For much of the public, John Pendry is the man who made “Harry Potter physics” a reality. As the inventor of the theoretical framework for an invisibility cloak, he captured the imagination of the world by demonstrating how light could be bent around an object to make it disappear.
However, for Pendry, a physicist at Imperial College London, the cloak was merely a stepping stone. While the world celebrates the magic of invisibility, Pendry has moved on to a much more profound frontier: metamaterials —substances engineered to possess properties that do not exist in the natural world.
The Birth of Metamaterials
The journey began in the mid-1990s when Pendry observed how certain stealth technologies used disordered carbon fibers to absorb radar. He realized that the effectiveness of these materials didn’t come from the atoms themselves, but from their structural arrangement.
This realization birthed the science of metamaterials. Unlike traditional materials, which derive their properties from their chemical composition, metamaterials derive theirs from their geometry. By etching tiny grooves, rings, or pillars into a substance at a microscopic level, scientists can dictate exactly how waves—be they light, sound, or seismic—interact with that object.
From Science Fiction to Industrial Reality
While “invisibility” sounds like a laboratory curiosity, the commercial implications of Pendry’s work are massive.

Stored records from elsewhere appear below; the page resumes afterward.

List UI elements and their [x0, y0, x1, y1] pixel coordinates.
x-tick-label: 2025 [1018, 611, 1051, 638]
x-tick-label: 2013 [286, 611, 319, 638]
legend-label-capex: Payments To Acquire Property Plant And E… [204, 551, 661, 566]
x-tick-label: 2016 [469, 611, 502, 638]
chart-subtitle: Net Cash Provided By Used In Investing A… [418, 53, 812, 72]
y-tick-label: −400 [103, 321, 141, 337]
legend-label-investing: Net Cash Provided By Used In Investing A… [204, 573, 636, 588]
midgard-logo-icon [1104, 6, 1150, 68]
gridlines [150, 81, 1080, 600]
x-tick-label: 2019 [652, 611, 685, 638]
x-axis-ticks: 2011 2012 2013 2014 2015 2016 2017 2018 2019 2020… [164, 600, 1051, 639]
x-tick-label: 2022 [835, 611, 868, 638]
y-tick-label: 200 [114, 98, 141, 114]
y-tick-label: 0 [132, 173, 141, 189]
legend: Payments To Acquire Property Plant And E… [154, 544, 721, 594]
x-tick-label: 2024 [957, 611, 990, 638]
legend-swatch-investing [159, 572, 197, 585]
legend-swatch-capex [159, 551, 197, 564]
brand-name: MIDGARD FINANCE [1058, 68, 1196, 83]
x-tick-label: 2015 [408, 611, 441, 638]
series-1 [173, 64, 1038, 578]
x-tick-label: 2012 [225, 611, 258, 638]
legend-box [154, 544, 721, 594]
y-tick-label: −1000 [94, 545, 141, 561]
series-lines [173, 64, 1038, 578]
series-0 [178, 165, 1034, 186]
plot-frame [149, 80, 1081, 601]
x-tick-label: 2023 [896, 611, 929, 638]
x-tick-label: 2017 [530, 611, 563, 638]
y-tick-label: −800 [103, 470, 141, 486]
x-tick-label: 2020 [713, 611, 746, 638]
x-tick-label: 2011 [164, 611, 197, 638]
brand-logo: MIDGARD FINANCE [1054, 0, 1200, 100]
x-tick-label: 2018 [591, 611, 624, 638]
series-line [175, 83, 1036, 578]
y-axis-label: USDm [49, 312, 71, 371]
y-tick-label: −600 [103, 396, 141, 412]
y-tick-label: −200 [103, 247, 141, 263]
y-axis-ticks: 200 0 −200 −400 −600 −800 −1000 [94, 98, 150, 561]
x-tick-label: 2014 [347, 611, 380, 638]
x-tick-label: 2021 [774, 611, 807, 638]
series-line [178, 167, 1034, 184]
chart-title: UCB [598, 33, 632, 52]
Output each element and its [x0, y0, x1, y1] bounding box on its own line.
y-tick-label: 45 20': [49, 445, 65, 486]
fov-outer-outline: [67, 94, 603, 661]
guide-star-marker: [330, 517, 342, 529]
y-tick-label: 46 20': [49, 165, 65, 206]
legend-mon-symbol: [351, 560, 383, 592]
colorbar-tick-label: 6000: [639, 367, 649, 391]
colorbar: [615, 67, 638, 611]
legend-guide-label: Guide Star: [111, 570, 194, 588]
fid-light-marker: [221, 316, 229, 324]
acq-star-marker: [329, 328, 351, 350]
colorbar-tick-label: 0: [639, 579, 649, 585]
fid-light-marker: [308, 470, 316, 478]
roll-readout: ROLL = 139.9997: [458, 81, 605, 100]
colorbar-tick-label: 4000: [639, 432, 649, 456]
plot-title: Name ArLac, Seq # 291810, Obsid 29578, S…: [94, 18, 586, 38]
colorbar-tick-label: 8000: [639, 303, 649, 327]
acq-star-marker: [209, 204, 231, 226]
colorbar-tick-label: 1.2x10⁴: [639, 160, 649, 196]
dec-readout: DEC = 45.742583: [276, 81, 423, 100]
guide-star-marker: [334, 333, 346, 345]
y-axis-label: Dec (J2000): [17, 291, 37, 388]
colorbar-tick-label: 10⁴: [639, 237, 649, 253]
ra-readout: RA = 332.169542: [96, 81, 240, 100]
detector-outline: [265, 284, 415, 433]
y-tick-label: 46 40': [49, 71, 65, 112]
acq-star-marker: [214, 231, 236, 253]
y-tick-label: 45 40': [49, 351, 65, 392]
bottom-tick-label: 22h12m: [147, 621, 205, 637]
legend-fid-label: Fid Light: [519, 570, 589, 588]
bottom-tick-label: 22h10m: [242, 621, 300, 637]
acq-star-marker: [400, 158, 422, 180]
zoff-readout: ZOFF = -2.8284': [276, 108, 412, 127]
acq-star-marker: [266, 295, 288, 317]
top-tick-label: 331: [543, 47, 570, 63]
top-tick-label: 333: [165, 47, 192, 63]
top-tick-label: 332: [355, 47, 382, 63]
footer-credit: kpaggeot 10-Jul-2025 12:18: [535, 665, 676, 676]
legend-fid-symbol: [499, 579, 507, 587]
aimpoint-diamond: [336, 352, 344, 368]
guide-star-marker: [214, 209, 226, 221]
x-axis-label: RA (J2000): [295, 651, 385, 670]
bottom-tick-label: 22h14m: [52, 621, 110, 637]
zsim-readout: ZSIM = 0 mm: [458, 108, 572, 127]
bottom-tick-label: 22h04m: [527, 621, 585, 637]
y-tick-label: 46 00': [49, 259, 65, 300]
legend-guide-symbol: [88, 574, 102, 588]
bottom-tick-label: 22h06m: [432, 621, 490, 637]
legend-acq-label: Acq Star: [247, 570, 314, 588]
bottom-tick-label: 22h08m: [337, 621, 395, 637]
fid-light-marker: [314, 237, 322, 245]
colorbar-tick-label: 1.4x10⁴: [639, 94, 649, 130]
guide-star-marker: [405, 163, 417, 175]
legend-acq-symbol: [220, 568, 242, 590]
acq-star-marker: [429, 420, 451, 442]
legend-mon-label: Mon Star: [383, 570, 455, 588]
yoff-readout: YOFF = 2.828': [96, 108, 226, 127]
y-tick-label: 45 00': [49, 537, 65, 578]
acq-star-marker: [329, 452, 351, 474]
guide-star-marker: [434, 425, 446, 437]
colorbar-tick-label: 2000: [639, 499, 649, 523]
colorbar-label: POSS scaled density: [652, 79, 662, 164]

Through his long-standing professional relationship with venture capitalist Nathan Myhrvold, Pendry’s theories are being transformed into a market projected to be worth £6 billion by 2033.
The practical applications are already beginning to emerge:
- Metalenses: Instead of heavy, curved glass, “metalenses” use flat, nanoscale structures to focus light. This allows for paper-thin camera lenses in smartphones, lightweight optics for drones, and slimmer VR headsets.
- Autonomous Vehicles: Current self-driving cars rely on Lidar —bulky, rotating laser sensors. Metamaterials could allow for “solid-state” Lidar, which steers laser beams electronically with no moving parts, making sensors cheaper and more durable.
- Earthquake Protection: Because seismic waves behave mathematically much like light, metamaterials could theoretically be used to “bend” earthquake waves around a building’s foundation, shielding it from destruction.
The Next Frontier: Bending Time
Despite the industrial revolution currently underway, Pendry remains focused on the theoretical “edge” of physics. He is currently exploring temporal metamaterials —materials that change their properties not just in space, but in time.
By using ultrafast lasers to alter a material’s state in femtoseconds (quadrillionths of a second), Pendry suggests we can “transmute” energy. This could allow us to shift frequencies—for example, turning red light into blue light—by injecting or draining energy from a wave as it passes through.
This research opens doors to simulating the most extreme environments in the universe:
1. Black Hole Analogues: Pendry has calculated that a material whose internal pattern shifts at near-light speed could create a mathematical “event horizon,” allowing scientists to study black hole physics in a controlled laboratory setting.
2. Quantum Friction: He is investigating how changing electromagnetic properties in time might trigger the Casimir effect, creating a new type of quantum friction that has never been observed.
“There comes a point when your research starts running away from you,” Pendry notes. For him, the goal is not the commercialization of the cloak, but the pursuit of the next “new and exciting” mystery.
Conclusion
John Pendry’s legacy is not found in a magical cape, but in the fundamental restructuring of how we manipulate the physical world. By moving from controlling light in space to controlling it in time, he is paving the way for a future where we can simulate the heavens and master the very fabric of reality.